What Growth Investors Can Learn From Vultures

Just as when Police Detectives cite the reason they prefer to work homicide cases as being because the dead do not shoot at them, growth investors can learn that using the vulture method of buying value at a discount, is much safer than jumping on a wave of earnings that is exposed to countless risks. The core lesson being that long term growth can change overnight, whereas buying at a discount to true value can never fail.
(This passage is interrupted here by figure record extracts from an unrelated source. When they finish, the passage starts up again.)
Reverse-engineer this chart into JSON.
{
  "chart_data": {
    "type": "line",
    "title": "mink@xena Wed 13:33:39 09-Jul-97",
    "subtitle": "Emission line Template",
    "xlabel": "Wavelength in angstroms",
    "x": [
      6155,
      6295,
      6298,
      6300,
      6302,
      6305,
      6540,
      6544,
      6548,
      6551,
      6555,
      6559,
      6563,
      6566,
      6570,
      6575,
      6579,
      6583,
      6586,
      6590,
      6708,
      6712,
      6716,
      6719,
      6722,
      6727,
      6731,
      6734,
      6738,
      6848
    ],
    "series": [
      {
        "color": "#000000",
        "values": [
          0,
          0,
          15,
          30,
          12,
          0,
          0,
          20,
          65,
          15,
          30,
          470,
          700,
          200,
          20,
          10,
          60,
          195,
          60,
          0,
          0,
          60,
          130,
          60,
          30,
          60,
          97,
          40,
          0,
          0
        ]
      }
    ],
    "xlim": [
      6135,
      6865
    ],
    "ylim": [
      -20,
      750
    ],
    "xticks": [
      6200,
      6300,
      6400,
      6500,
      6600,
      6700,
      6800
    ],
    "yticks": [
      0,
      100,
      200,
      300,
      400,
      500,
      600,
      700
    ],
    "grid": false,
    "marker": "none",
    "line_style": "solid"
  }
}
Of course this flies in the face of what many feel is the right thing to do by betting on winners, when the vulture will tell you that the field is littered with previous winners that fell prey to some aspect of the market, management, poor controls, or any other number of unmitigated risks. Most investors do not want to think of themselves as capitalizing on the misfortune of others, yet growth investors should look to the spoils of the vulture and realize that winners do not always win and few keep winning for long periods of time.

Second to understanding the true risk in overpaying for future hopes in the form of earnings, the growth investor can benefit from the vulture’s ability to identify the true value and underlying profit potential for each aspect of a business. This understanding of underlying value, earnings production capacity, and potential of portions of a business if unleashed from the whole, can give the growth investor insight into management’s maximization and allocation of resources as well as their understanding of their business as a whole. Any growth company that is under utilizing parts of the company could signify a management team that is a one trick pony and will not be able to adapt to changes in market conditions, thus preserving shareholder value.
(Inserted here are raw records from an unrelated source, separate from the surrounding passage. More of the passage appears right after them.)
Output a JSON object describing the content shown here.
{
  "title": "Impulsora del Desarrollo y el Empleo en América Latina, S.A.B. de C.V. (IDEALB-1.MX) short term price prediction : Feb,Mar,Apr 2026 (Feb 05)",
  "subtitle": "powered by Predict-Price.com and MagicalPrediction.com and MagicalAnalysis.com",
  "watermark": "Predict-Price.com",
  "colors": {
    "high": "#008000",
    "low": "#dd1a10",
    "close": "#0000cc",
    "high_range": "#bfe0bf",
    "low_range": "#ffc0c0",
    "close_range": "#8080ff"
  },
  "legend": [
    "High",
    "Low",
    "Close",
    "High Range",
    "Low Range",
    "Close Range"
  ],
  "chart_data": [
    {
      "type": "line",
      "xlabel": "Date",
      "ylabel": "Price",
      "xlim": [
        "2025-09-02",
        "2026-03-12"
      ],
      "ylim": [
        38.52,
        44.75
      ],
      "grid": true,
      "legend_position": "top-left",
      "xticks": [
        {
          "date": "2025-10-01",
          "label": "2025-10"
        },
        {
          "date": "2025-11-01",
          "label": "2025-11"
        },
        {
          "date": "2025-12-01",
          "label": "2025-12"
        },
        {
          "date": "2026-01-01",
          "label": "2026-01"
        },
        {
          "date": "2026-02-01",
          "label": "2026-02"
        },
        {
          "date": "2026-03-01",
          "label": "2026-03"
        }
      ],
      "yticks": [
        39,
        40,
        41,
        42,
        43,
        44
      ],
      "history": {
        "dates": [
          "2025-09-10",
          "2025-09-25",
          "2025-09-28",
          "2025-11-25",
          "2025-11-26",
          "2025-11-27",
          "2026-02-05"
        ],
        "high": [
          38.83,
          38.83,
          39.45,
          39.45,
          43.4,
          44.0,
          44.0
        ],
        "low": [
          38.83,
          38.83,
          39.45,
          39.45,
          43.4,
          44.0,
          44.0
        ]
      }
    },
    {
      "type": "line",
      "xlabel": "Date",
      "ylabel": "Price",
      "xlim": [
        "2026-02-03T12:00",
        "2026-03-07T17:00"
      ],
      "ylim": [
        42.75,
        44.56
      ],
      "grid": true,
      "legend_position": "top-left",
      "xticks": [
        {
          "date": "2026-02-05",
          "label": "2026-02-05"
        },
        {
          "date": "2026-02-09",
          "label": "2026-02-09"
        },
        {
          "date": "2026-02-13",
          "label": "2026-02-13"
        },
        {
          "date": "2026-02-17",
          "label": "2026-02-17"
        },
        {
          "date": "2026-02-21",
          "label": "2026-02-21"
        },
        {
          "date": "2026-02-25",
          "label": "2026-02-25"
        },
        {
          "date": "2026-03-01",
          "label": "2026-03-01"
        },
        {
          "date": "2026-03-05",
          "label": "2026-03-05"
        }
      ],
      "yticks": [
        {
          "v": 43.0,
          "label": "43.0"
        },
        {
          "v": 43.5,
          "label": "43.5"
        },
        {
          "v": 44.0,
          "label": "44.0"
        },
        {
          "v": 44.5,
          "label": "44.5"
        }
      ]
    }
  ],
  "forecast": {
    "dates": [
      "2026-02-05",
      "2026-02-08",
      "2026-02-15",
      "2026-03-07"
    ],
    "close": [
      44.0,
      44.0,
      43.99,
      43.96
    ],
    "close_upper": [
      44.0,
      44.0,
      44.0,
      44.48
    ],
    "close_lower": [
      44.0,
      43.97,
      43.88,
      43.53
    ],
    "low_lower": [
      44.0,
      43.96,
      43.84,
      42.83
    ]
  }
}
Lastly, growth investors can learn to hold management accountable to maximizing underlying value should the company began to falter. Why growth investors sell to vultures when they themselves could realize at least some portion of remaining value is a mystery for the ages, after all, they hold ownership. In most cases, the growth investor could mitigate losses through maximizing liquidation and potentially salvaging portions of companies, leveraging equity into new companies that themselves could become a growth investment opportunity.
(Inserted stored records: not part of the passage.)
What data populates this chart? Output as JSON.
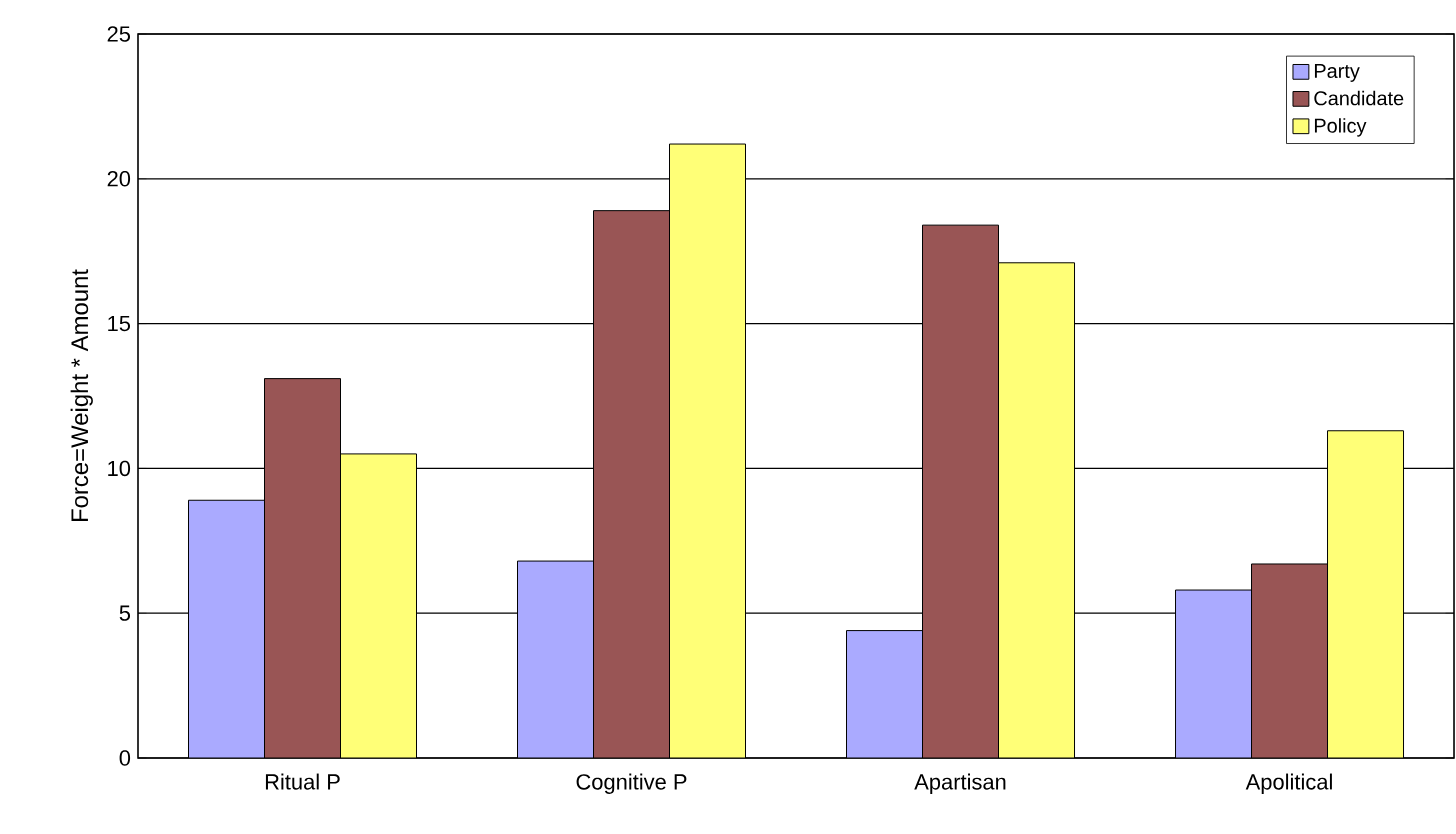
{
  "chart_data": {
    "type": "bar",
    "ylabel": "Force=Weight * Amount",
    "categories": [
      "Ritual P",
      "Cognitive P",
      "Apartisan",
      "Apolitical"
    ],
    "series": [
      {
        "name": "Party",
        "color": "#aaaaff",
        "values": [
          8.9,
          6.8,
          4.4,
          5.8
        ]
      },
      {
        "name": "Candidate",
        "color": "#995555",
        "values": [
          13.1,
          18.9,
          18.4,
          6.7
        ]
      },
      {
        "name": "Policy",
        "color": "#ffff77",
        "values": [
          10.5,
          21.2,
          17.1,
          11.3
        ]
      }
    ],
    "ylim": [
      0,
      25
    ],
    "yticks": [
      0,
      5,
      10,
      15,
      20,
      25
    ],
    "grid": "y",
    "legend": "top right"
  }
}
Growth investors and vulture’s alike are both necessary for an efficient market. Someone needs to build and take risk while there must be others that come in to clean up any mess or failures left behind. Both serve their function and both are honourable endeavours. The growth investor needs to realize this and use the tools of the vulture to make certain that they choose the growth companies that are truly maximized, have underlying assets and value that can safeguard losses and if all else fails, deny the vulture the opportunity to reap massive rewards by pushing the limits of available options should problems arise. Vultures spend all of their time waiting for the situation to go beyond hope, the growth investor should consider not selling out and fighting until the very end.